Other key points include the following: 

  • It defines ‘Personal Data’  as any information linked or reasonably linkable to an identified or identifiable individual, excluding de-identified data or publicly available information;
  • Sensitive Data refers to data revealing racial or ethnic origin, religious beliefs, mental or physical health condition or diagnosis, sex life, sexual orientation, citizenship or immigration status, genetic or biometric data for unique identification, data from a known child, or precise geolocation data.

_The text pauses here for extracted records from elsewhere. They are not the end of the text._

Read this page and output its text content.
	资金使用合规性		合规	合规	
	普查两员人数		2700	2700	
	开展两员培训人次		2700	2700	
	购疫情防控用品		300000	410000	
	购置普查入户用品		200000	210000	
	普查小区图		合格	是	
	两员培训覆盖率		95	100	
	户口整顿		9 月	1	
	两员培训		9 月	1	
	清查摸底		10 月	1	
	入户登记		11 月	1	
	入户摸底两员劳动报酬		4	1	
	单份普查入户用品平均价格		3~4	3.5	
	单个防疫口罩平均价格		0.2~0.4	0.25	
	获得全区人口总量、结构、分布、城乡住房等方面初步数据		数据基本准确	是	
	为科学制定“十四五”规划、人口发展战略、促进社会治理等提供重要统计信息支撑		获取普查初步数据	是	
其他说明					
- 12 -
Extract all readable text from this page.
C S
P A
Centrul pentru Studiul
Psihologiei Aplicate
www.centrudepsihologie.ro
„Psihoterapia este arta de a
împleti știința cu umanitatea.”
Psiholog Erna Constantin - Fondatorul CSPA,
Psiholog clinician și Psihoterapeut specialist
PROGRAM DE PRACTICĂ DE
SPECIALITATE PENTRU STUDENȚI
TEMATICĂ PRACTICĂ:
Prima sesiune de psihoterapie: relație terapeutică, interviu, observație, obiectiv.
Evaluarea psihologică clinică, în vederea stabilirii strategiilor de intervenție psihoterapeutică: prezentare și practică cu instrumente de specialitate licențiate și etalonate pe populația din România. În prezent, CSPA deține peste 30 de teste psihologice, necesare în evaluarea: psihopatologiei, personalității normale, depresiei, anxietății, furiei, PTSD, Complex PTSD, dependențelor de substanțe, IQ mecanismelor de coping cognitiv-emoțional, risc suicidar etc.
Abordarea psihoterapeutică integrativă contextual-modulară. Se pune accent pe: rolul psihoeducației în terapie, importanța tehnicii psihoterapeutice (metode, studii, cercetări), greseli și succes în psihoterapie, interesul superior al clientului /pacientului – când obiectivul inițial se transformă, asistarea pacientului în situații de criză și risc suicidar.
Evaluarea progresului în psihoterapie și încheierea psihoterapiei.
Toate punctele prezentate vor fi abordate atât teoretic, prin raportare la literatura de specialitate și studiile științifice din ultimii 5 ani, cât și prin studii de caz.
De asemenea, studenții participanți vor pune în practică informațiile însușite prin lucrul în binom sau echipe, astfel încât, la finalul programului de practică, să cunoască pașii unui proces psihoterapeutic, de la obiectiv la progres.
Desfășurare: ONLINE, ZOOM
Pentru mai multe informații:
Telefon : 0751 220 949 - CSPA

  • It applies to for-profit entities conducting business in Rhode Island or producing products or services targeted at Rhode Island residents, specifically if they control or process the personal data of at least 35,000 customers; or control or process the personal data of at least 10,000 customers and derive more than 20% of their gross revenue from the sale of personal data;
  • It exempts government agencies and political subdivisions; nonprofit organizations; institutions of higher education; entities regulated by specific federal laws (e.g., HIPAA, Gramm-Leach-Bliley Act); and personal data used for certain exempted activities such as public health, credit reporting, and scientific research.
  • Controllers have to:  provide transparency regarding the categories of personal data collected and third parties with whom data is shared or sold; implement reasonable data security practices; obtain customer consent before processing sensitive data; allow customers to opt-in and opt-out of data collection and processing for targeted advertising or sale; and establish and maintain a mechanism for customers to exercise their rights.
  • Consumers have the right to confirm whether a controller is processing their personal data; to access; to correct; to delete; to data portability; and to opt-out of processing for targeted advertising, sale of personal data, or profiling.
  • Consumer requests have to be handled without undue delay, within 45 days, extendable by an additional 45 days if necessary, with requests first having to be authenticated to prevent fraud. 
  • Violations of the act are considered deceptive trade practices under commercial law and are enforceable by the Attorney General. Penalties include fines ranging from $100 to $500 for each violation, and there is no cure period available to controllers.